I am writing DDD bounded contexts with some entities using event sourcing for their persistence and other entities using SQL databases.

To simplify writing of the entities that use SQL persistence, given everything is controlled via the entity in the domain layer is it common practice to skip the notion of referential integrity against foreign keys? Can these integrity checks on foreign keys be excluded from the underlying databases entirely?

If so this would reduce complexity in any ORM, and reduce the stores to standalone tables with the entity domain layer handling the relational mapping between.

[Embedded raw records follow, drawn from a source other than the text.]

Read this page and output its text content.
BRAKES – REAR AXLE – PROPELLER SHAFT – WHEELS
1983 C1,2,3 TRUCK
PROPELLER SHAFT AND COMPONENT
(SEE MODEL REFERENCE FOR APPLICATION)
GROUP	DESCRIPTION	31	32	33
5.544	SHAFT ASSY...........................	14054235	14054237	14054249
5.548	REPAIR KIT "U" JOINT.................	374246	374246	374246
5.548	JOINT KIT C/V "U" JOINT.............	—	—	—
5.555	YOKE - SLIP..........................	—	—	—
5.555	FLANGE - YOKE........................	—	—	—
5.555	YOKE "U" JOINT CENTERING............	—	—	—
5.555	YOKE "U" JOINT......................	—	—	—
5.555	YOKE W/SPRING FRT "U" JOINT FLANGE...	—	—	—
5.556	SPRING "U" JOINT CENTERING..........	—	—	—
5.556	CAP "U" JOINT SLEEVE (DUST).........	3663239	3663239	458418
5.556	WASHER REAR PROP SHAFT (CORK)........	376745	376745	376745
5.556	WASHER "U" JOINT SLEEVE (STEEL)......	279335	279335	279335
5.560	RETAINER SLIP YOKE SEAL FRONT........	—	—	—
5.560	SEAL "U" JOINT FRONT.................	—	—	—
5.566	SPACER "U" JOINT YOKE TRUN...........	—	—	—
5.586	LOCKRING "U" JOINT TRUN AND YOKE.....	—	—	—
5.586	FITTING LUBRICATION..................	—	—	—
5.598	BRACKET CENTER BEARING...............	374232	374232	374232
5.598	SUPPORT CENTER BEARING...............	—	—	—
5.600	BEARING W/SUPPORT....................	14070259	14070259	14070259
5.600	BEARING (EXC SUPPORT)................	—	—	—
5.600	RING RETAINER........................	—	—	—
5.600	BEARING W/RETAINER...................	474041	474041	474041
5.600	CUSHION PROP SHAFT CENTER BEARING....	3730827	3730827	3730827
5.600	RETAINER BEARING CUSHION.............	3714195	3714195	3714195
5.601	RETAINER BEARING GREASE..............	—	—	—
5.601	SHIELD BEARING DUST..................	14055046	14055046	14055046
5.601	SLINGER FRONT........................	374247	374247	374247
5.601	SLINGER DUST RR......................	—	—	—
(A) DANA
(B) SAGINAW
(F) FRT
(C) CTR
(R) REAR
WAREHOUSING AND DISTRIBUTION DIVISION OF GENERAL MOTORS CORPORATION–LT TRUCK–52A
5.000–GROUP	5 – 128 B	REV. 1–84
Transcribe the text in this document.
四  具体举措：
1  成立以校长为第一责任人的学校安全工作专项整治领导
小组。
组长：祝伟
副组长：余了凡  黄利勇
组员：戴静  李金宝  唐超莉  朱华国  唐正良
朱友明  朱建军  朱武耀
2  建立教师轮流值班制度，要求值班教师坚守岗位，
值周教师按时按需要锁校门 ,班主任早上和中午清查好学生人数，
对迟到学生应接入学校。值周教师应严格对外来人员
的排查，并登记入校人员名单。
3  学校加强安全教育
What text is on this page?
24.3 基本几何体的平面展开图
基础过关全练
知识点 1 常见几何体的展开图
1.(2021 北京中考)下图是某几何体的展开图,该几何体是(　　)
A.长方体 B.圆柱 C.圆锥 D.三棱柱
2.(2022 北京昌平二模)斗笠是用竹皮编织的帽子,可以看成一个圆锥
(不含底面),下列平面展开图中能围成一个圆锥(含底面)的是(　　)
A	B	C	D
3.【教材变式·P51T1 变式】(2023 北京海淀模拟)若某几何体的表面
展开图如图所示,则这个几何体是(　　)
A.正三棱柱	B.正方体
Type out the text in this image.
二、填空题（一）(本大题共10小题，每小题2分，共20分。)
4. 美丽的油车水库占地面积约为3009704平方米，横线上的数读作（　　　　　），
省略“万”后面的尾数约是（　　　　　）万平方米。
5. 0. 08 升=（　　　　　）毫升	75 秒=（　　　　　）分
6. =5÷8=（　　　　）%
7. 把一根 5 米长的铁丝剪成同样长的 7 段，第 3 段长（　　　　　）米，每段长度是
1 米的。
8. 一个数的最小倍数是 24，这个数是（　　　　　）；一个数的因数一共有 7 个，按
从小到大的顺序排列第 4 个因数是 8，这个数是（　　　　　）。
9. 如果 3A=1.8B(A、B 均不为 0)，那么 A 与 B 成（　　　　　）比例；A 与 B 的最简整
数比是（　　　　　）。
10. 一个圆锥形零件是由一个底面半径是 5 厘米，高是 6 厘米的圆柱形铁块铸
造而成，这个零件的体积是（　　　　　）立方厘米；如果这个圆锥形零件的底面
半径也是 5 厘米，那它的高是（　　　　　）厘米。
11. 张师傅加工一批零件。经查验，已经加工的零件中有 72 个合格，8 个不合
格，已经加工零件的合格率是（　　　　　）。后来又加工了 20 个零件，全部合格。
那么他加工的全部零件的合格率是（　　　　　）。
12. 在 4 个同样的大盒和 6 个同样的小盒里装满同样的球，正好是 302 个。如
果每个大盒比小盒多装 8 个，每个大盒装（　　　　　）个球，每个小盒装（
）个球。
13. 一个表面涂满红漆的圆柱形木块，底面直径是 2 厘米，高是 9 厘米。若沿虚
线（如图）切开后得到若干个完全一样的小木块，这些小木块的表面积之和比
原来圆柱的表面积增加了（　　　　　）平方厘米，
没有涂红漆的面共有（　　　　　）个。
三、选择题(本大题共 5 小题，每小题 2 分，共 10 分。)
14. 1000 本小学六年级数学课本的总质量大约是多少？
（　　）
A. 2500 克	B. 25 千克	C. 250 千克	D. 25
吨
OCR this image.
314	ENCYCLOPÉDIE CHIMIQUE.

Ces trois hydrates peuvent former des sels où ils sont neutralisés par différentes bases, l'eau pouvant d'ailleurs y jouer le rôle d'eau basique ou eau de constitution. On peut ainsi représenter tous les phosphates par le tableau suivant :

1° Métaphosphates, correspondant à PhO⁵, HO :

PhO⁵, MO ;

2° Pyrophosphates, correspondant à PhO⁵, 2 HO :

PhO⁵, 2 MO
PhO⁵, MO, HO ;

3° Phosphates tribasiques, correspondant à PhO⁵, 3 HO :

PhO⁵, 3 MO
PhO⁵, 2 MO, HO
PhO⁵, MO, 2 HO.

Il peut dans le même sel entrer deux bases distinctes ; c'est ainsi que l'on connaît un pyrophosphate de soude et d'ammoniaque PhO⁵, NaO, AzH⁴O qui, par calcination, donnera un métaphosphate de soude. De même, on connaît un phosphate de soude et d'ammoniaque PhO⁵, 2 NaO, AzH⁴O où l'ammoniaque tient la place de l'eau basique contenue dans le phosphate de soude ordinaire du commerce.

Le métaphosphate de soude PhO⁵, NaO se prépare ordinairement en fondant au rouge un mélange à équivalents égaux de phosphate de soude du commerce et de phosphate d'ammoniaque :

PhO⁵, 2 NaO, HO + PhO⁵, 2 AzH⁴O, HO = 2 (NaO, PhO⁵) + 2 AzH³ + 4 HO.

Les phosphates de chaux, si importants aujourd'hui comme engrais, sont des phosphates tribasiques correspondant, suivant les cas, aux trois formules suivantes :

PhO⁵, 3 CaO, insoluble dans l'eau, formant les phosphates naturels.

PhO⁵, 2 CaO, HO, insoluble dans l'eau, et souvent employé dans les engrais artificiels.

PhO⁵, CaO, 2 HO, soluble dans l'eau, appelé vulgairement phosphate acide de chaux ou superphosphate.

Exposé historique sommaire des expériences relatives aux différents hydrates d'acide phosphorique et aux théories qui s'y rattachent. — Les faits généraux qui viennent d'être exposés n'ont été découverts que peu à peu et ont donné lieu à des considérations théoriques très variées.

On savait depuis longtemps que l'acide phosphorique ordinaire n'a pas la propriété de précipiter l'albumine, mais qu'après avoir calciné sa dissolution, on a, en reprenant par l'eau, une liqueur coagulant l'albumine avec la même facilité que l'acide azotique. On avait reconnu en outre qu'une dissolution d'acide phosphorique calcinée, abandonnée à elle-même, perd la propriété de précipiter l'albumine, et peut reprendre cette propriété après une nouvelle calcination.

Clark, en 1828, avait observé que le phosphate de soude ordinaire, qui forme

Are there any pitfalls against this approach? So far i cant see any when using entities to control everything.

  • 4
    Keep foreign keys in your database. It's not too much extra work and clarifies intent a lot.
    – Andy
    Aug 3, 2017 at 21:08
  • not to mention the database actually enforces referential integrity. Aug 3, 2017 at 21:38
  • I'm wondering if you are thinking that because some entities are in separate BC's that you might forego integrity in the individual BC's? If that is the motivation, there are better ways of handling that.
    – Erik Eidt
    Aug 3, 2017 at 23:33
  • 2
    Are you sure that what you need is a relational db?
    – Laiv
    Aug 4, 2017 at 7:35
  • 2
    Data integrity aside. David Packer pointed to something important (IMO). The db constrains are like roads in a road map. If you remove the roads. What did you get? A bunch of desconected points. There's nothing to read. Constrains give us certainty and determinism at the moment of facing changes. And trust me, the only application that doesn't changes is a dead one.
    – Laiv
    Aug 4, 2017 at 9:36

1 Answer 1


I briefly worked at a company where they decided to not add database integrity constraints on any of the tables because they were planning on relying on the ORM and correct programming to ensure the integrity of the database.

To put it mildly it was a massive failure. Code mistakes had caused the database to lose integrity, and at the time I joined about 1/2 of development time was fixing bugs from data integrity problems that could have been avoided with proper database constraints.

On top of that, trying to explore and understand the schema was very difficult. You could only guess at the columns that were intended to be foreign keys by the column's name and type. Schema diagramming tools don't work because they rely on foreign keys to map the relationships.

Your programs may contain bugs, or you may misconfigure something, so you shouldn't rely on programs to maintain the integrity of your database. Also you may wish to connect tools directly to the database at some point, and those will be free to cause mayhem on your data integrity without constraints. If I were in your position I would rather be safe than have to fix data inconsistencies in the future.